BTN Resmi Kelola Kredit Pensiun SMBC: Nasabah Tak Perlu Khawatir
Baca dalam 60 detik
- PT Bank Tabungan Negara (BTN) mengambil alih portofolio kredit pensiun SMBC Indonesia per 29 Juni 2026, mencakup pinjaman dan manfaat pensiun.
- BTN menjamin hak nasabah, termasuk asuransi jiwa kredit, tidak berubah; pembayaran manfaat pensiun sementara masih dilakukan SMBC.
- Akuisisi ini bagian dari strategi BTN memperluas layanan beyond mortgage, sementara SMBC fokus pada segmen emerging affluent dan korporasi.

PT Bank Tabungan Negara (Persero) Tbk (BBTN) resmi mengakuisisi portofolio kredit pensiun milik PT Bank SMBC Indonesia Tbk (BTPN) mulai 29 Juni 2026, langkah yang dipastikan tidak akan mengubah hak dan manfaat yang diterima nasabah pensiunan. Direktur Utama BTN Nixon LP Napitupulu menegaskan prioritas utama perseroan adalah menjaga kenyamanan selama masa transisi, termasuk mempertahankan manfaat asuransi jiwa kredit yang melekat pada pinjaman.
Pengalihan ini mencakup Pinjaman Pensiun dan Manfaat Pensiun, namun pembayaran manfaat pensiun untuk sementara masih dilakukan oleh SMBC Indonesia hingga ada pemberitahuan lebih lanjut. BTN akan mengirimkan surat penyambutan berisi panduan lengkap perubahan pengelolaan fasilitas kredit kepada seluruh nasabah terdampak. Nasabah diimbau tetap melakukan autentikasi berkala agar pembayaran manfaat pensiun tidak terganggu.
Bagi nasabah yang membutuhkan informasi lebih lanjut, mereka dapat menghubungi Contact Center SMBCI Care di 1500-365 atau mendatangi kantor cabang SMBC Indonesia terdekat selama proses pengalihan berlangsung. BTN memastikan proses transisi telah dirancang mulus tanpa mengganggu layanan harian para pensiunan.
Akuisisi ini merupakan bagian dari strategi BTN memperluas ekosistem layanan melalui transformasi Beyond Mortgage. Nixon menjelaskan langkah ini bukan berarti BTN meninggalkan bisnis pembiayaan perumahan, melainkan melengkapi layanan agar dapat mendampingi nasabah sejak memiliki rumah hingga memasuki masa pensiun. Dengan demikian, BTN berupaya menjadi mitra keuangan seumur hidup bagi nasabahnya.

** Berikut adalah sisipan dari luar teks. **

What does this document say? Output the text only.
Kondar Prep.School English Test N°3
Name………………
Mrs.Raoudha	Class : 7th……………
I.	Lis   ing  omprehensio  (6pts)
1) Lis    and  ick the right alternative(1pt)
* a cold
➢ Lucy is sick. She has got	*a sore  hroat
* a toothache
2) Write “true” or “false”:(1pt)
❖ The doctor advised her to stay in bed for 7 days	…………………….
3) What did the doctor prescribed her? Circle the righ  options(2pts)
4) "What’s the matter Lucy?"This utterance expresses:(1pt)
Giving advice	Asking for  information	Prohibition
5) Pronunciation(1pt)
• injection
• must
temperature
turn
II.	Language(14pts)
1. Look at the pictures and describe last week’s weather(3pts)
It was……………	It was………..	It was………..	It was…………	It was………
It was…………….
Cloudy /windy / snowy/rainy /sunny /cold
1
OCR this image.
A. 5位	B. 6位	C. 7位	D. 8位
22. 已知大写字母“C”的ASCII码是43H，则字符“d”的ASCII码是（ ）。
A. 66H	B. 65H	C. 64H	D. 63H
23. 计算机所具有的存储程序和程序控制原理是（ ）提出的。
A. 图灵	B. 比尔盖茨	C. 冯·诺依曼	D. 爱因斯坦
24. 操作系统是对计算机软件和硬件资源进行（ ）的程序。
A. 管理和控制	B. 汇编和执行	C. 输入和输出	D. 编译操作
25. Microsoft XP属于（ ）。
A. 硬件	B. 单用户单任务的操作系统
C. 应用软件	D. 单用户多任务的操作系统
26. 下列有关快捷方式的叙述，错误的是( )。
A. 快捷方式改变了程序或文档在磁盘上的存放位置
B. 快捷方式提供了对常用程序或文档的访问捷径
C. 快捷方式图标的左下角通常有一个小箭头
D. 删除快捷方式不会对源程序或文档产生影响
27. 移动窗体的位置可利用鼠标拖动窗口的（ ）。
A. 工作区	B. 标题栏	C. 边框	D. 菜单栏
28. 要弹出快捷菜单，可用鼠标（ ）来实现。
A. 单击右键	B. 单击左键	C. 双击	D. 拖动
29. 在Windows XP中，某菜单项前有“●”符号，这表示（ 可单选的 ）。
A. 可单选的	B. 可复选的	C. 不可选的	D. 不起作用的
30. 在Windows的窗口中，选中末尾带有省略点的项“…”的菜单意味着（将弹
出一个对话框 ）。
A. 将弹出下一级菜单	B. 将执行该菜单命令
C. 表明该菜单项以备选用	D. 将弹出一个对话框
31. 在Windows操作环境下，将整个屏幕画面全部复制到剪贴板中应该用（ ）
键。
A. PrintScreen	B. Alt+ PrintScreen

Di sisi lain, Direktur Utama SMBC Indonesia Henoch Munandar menyatakan pengalihan portofolio ini memungkinkan SMBC memusatkan sumber daya pada pengembangan bisnis di segmen emerging affluent, affluent, usaha kecil dan menengah (UKM), serta korporasi. Menurutnya, BTN memiliki kapabilitas dan jaringan yang memadai untuk melayani nasabah pensiun, sehingga proses transisi diharapkan berjalan optimal bagi kedua belah pihak.
Bagi nasabah pensiunan di Indonesia, langkah ini memberikan kepastian bahwa layanan kredit pensiun tetap berlanjut tanpa perubahan signifikan. Namun, mereka perlu mencermati surat penyambutan dari BTN dan memastikan autentikasi berkala tetap dilakukan agar tidak ada kendala dalam penerimaan manfaat pensiun. Ke depannya, integrasi layanan ini diharapkan dapat memberikan nilai tambah berupa produk dan layanan yang lebih terintegrasi dari BTN.
Pertanyaan yang muncul adalah sejauh mana BTN dapat mengoptimalkan sinergi dengan ekosistem pensiun nasional, mengingat segmen ini memiliki potensi besar seiring meningkatnya jumlah pensiunan di Indonesia. Apakah langkah ini akan diikuti oleh bank BUMN lain untuk memperkuat layanan pensiun? Hanya waktu yang akan menjawab, namun yang jelas, persaingan di segmen kredit pensiun semakin menarik.